A critical step in processing oligonucleotide microarray data is combining the information in multiple probes to produce a single number that best captures the expression level of a RNA transcript. Several systematic studies comparing multiple methods for array processing have used tightly controlled calibration data sets as the basis for comparison. Here we compare performances for seven processing methods using two data sets originally collected for disease profiling studies. An emphasis is placed on understanding sensitivity for detecting differentially expressed genes in terms of two key statistical determinants: test statistic variability for non-differentially expressed genes, and test statistic size for truly differentially expressed genes.

Results

In the two data sets considered here, up to seven-fold variation across the processing methods was found in the number of genes detected at a given false discovery rate (FDR).
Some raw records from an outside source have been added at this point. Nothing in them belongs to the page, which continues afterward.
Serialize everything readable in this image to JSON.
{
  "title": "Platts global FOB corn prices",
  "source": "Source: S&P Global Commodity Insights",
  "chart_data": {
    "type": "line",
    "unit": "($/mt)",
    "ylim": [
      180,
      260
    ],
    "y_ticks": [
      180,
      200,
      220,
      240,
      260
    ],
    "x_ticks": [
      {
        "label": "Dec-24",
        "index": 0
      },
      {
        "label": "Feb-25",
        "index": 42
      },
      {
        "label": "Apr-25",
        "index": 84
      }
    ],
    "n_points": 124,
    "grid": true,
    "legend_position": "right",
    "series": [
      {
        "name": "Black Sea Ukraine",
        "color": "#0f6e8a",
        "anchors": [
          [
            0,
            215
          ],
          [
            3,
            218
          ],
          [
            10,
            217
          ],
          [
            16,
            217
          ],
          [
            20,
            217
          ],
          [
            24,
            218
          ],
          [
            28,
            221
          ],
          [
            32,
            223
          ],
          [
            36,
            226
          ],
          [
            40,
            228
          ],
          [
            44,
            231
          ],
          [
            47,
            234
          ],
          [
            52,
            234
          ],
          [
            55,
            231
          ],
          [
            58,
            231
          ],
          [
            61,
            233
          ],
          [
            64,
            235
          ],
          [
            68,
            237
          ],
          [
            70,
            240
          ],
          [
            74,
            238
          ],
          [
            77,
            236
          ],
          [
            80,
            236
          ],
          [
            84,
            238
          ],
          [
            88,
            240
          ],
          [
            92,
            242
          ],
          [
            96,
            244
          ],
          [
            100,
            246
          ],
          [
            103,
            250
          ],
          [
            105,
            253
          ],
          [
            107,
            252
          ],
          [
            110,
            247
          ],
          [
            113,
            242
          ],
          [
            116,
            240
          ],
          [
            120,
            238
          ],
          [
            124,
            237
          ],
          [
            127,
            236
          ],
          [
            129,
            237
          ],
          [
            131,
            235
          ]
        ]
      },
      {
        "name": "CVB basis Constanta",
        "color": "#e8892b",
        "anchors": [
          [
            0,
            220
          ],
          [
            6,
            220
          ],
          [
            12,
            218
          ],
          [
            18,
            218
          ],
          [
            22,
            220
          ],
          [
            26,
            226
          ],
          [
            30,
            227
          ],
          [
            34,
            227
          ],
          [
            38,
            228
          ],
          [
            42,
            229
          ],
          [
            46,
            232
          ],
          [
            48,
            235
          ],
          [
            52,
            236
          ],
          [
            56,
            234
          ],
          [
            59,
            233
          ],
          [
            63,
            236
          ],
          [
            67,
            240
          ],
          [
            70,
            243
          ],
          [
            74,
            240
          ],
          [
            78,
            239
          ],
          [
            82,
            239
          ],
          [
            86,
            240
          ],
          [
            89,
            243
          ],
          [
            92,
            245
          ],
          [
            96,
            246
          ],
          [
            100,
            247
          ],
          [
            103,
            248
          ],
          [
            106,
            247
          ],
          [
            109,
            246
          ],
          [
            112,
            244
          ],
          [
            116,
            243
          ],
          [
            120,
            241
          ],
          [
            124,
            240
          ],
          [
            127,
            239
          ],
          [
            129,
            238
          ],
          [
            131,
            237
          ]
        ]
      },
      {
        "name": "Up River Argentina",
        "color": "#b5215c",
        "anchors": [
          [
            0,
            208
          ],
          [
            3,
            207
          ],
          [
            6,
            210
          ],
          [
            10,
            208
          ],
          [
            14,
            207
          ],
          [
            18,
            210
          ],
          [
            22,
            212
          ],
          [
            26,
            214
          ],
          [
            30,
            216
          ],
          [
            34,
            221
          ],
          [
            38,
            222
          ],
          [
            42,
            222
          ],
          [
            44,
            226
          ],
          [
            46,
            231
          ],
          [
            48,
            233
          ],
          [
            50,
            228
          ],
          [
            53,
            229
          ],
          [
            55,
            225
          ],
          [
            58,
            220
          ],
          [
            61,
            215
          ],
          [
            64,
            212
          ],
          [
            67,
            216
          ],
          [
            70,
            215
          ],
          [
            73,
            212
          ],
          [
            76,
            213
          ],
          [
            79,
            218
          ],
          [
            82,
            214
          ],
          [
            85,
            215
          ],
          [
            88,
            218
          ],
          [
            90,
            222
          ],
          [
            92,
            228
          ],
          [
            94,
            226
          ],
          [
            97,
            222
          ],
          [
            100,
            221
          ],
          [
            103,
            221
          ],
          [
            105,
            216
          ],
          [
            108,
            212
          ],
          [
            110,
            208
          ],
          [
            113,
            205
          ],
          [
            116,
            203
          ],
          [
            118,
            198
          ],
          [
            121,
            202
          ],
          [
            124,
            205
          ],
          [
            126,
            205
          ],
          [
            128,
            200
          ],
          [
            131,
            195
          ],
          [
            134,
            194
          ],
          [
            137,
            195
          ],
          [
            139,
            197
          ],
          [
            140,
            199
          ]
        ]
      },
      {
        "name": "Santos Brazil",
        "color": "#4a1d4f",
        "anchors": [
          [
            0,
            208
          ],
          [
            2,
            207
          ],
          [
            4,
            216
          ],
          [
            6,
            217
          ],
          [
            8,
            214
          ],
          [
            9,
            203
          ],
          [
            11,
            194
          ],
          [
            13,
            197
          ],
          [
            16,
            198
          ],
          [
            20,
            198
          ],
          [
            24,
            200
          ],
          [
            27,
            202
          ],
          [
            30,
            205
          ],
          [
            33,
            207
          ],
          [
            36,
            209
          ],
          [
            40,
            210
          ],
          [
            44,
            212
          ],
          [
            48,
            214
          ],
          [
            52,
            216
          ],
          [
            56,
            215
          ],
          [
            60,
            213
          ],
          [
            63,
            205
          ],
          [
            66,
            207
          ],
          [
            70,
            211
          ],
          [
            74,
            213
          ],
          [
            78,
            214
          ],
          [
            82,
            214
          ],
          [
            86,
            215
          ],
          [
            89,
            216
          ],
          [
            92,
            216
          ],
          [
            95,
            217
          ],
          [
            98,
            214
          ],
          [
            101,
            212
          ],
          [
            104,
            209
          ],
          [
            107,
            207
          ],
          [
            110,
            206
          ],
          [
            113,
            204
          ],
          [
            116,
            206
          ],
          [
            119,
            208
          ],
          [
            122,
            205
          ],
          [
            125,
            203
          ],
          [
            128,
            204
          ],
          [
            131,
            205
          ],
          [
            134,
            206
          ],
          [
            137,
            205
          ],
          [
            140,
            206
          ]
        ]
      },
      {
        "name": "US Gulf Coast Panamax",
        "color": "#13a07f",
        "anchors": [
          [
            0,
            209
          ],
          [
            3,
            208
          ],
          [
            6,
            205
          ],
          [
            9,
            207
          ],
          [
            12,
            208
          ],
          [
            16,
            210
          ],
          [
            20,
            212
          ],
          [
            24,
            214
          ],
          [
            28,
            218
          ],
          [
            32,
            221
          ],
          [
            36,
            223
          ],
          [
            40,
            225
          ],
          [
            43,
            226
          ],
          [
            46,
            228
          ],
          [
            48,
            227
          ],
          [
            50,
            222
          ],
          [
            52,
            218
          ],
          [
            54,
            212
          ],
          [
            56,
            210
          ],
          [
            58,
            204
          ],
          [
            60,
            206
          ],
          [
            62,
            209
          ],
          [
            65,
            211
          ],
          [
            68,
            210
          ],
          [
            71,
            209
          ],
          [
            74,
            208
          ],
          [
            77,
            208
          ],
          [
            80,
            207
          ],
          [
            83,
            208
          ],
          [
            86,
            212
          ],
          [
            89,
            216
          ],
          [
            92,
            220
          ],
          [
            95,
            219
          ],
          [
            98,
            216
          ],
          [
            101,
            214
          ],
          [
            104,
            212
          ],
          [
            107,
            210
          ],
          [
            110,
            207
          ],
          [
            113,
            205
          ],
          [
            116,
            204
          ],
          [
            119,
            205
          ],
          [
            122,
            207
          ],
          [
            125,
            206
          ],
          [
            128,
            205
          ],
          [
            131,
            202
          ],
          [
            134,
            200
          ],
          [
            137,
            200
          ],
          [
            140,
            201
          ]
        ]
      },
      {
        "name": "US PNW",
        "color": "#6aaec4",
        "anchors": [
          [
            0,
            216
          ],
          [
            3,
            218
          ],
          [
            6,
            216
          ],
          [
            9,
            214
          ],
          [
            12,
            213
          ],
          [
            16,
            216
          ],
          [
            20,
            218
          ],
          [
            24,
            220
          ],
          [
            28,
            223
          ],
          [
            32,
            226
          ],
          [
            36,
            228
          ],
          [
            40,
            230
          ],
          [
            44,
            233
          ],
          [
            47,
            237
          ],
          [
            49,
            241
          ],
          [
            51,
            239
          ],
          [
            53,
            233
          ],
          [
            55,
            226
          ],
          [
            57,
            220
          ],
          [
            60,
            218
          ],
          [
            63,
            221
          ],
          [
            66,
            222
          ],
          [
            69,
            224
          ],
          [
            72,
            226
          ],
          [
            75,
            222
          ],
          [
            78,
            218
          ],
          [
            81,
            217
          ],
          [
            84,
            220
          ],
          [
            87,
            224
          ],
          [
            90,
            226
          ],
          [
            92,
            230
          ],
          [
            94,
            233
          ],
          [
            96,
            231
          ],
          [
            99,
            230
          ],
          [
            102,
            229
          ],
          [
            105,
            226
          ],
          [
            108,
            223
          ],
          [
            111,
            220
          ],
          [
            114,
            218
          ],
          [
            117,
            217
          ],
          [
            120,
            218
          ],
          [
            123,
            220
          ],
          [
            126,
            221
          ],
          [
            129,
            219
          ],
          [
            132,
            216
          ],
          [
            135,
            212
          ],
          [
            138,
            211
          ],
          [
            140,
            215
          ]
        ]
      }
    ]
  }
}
The best performing methods called up to 90% of the same genes differentially expressed, had less variable test statistics under randomization, and had a greater number of large test statistics in the experimental data. Poor performance of one method was directly tied to a tendency to produce highly variable test statistic values under randomization. Based on an overall measure of performance, two of the seven methods (Dchip and a trimmed mean approach) are superior in the two data sets considered here. Two other methods (MAS5 and GCRMA-EB) are inferior, while results for the other three methods are mixed.

Conclusions

Choice of processing method has a major impact on differential expression analysis of microarray data. Previously reported performance analyses using tightly controlled calibration data sets are not highly consistent with results reported here using data from human tissue samples. Performance of array processing methods in disease profiling and other realistic biological studies should be given greater consideration when comparing Affymetrix processing methods.